Learn How Custom X-ray Standards Can Save Your Company Time and Money

You may ask why your company would need custom x-ray standards. Well, say your company is going to add a new line of steel. With several types of steel sitting in your warehouse, you would need the ability to quickly identify all of your materials. You wouldn’t want to have to cut a sample and send it out for analysis, if for some reason, the material lost its identification tag.  Or say you want to bring in material from a mill and want to know if it is “x” alloy or “y” alloy.

There are two methods to identify an alloy’s composition: shoot an x-ray gun at the material or identify it using wet chemistry.

X-ray Gun

X-ray Guns are not inexpensive, but the benefit of shooting an x-ray gun at the material is that it instantly identifies its composition. The x-ray gun works by showing certain energy peaks that identify the alloy.

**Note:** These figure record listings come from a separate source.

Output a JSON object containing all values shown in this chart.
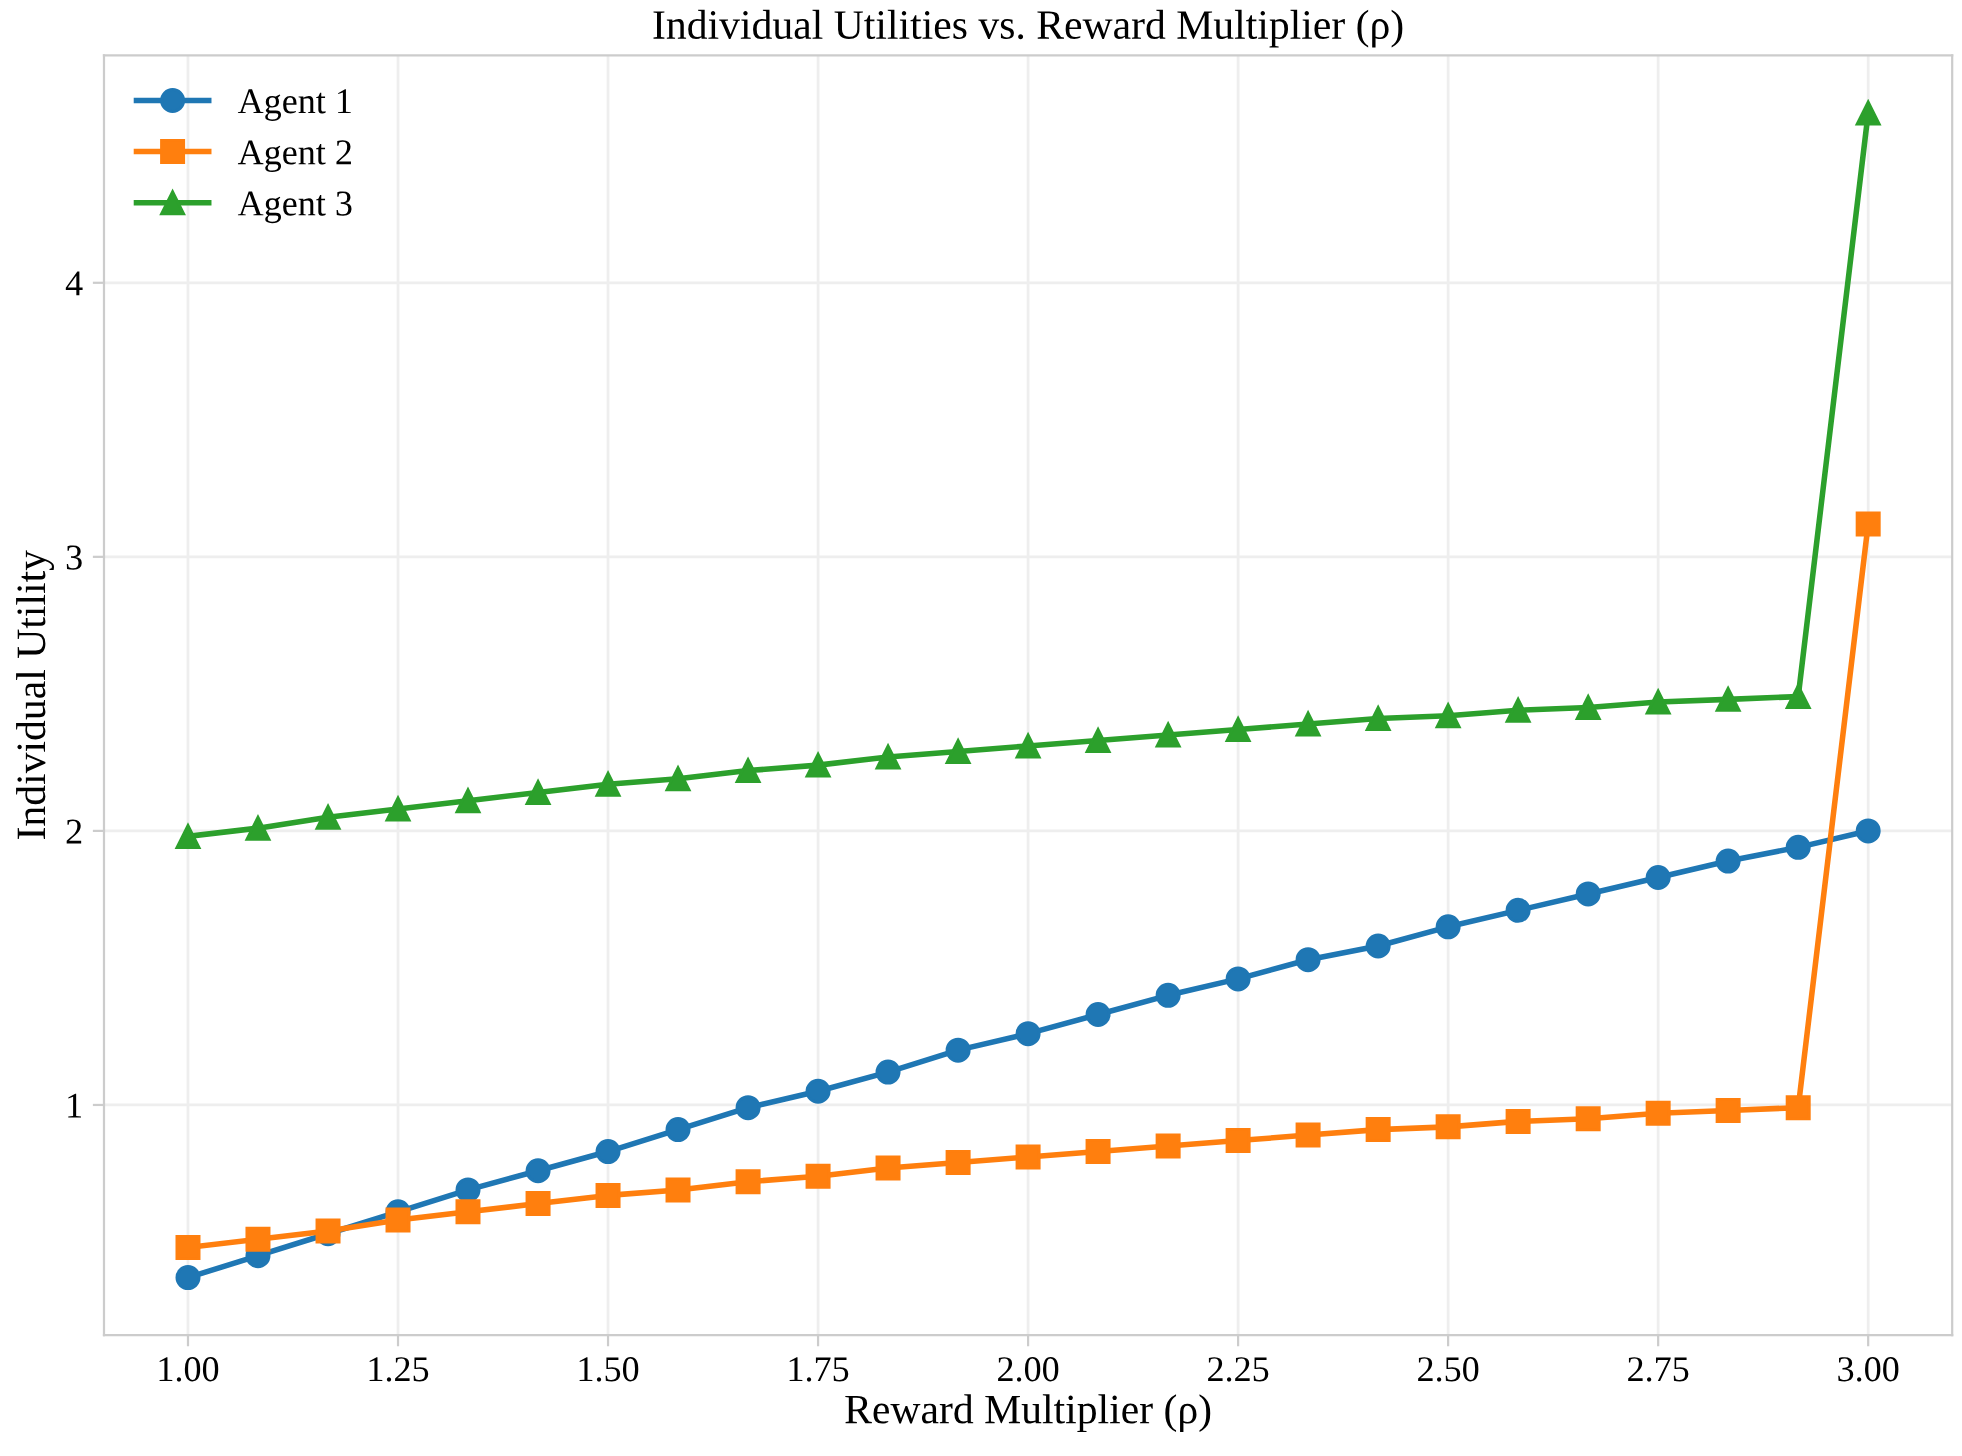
{
  "chart_data": {
    "type": "line",
    "title": "Individual Utilities vs. Reward Multiplier (ρ)",
    "xlabel": "Reward Multiplier (ρ)",
    "ylabel": "Individual Utility",
    "x": [
      1.0,
      1.0833,
      1.1667,
      1.25,
      1.3333,
      1.4167,
      1.5,
      1.5833,
      1.6667,
      1.75,
      1.8333,
      1.9167,
      2.0,
      2.0833,
      2.1667,
      2.25,
      2.3333,
      2.4167,
      2.5,
      2.5833,
      2.6667,
      2.75,
      2.8333,
      2.9167,
      3.0
    ],
    "series": [
      {
        "name": "Agent 1",
        "color": "#1f77b4",
        "marker": "circle",
        "values": [
          0.37,
          0.45,
          0.53,
          0.61,
          0.69,
          0.76,
          0.83,
          0.91,
          0.99,
          1.05,
          1.12,
          1.2,
          1.26,
          1.33,
          1.4,
          1.46,
          1.53,
          1.58,
          1.65,
          1.71,
          1.77,
          1.83,
          1.89,
          1.94,
          2.0
        ]
      },
      {
        "name": "Agent 2",
        "color": "#ff7f0e",
        "marker": "square",
        "values": [
          0.48,
          0.51,
          0.54,
          0.58,
          0.61,
          0.64,
          0.67,
          0.69,
          0.72,
          0.74,
          0.77,
          0.79,
          0.81,
          0.83,
          0.85,
          0.87,
          0.89,
          0.91,
          0.92,
          0.94,
          0.95,
          0.97,
          0.98,
          0.99,
          3.12
        ]
      },
      {
        "name": "Agent 3",
        "color": "#2ca02c",
        "marker": "triangle",
        "values": [
          1.98,
          2.01,
          2.05,
          2.08,
          2.11,
          2.14,
          2.17,
          2.19,
          2.22,
          2.24,
          2.27,
          2.29,
          2.31,
          2.33,
          2.35,
          2.37,
          2.39,
          2.41,
          2.42,
          2.44,
          2.45,
          2.47,
          2.48,
          2.49,
          4.62
        ]
      }
    ],
    "xlim": [
      0.9,
      3.1
    ],
    "xticks": [
      {
        "value": 1.0,
        "label": "1.00"
      },
      {
        "value": 1.25,
        "label": "1.25"
      },
      {
        "value": 1.5,
        "label": "1.50"
      },
      {
        "value": 1.75,
        "label": "1.75"
      },
      {
        "value": 2.0,
        "label": "2.00"
      },
      {
        "value": 2.25,
        "label": "2.25"
      },
      {
        "value": 2.5,
        "label": "2.50"
      },
      {
        "value": 2.75,
        "label": "2.75"
      },
      {
        "value": 3.0,
        "label": "3.00"
      }
    ],
    "ylim": [
      0.16,
      4.83
    ],
    "yticks": [
      1,
      2,
      3,
      4
    ],
    "grid": true,
    "legend": "top left",
    "line_style": "solid"
  }
}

Unfortunately, using this easy identification tool can create another problem. Your x-ray gun may not have come programmed with the standard you need for your unique alloy. Most machines come pre-programmed with standards, and you can buy additional standards for the machines, but the problem is that those standards are usually just for common alloys.

Wet Chemistry

The more time consuming, and likely, more expensive way to identify the material is through wet chemistry.  This can be a very long, difficult and costly process, especially if you decide to set up and staff your own in-house chemistry lab.

What if you don’t have the time for wet chemistry but your x-ray gun just has the standards for common alloys?

This is where we can help. Since we make custom alloys, we can make the high, medium and low standards necessary to program the x-ray machines to customer requirements. With the right x-ray standard you can get your answer in seconds rather than having to go through the long process of determining an answer using wet chemistry.  We make a series of standards — high, medium and low —that bracket the chemistry for the alloy in question.  These standards are then programmed into the equipment and used to calibrate it.

In the long run, making standards for your unique alloy can be less expensive than some other methods of identifying alloys.  Another benefit of having the standards is that the information can be disseminated to other machines so that the sorting and identification can be done wherever necessary throughout the organization.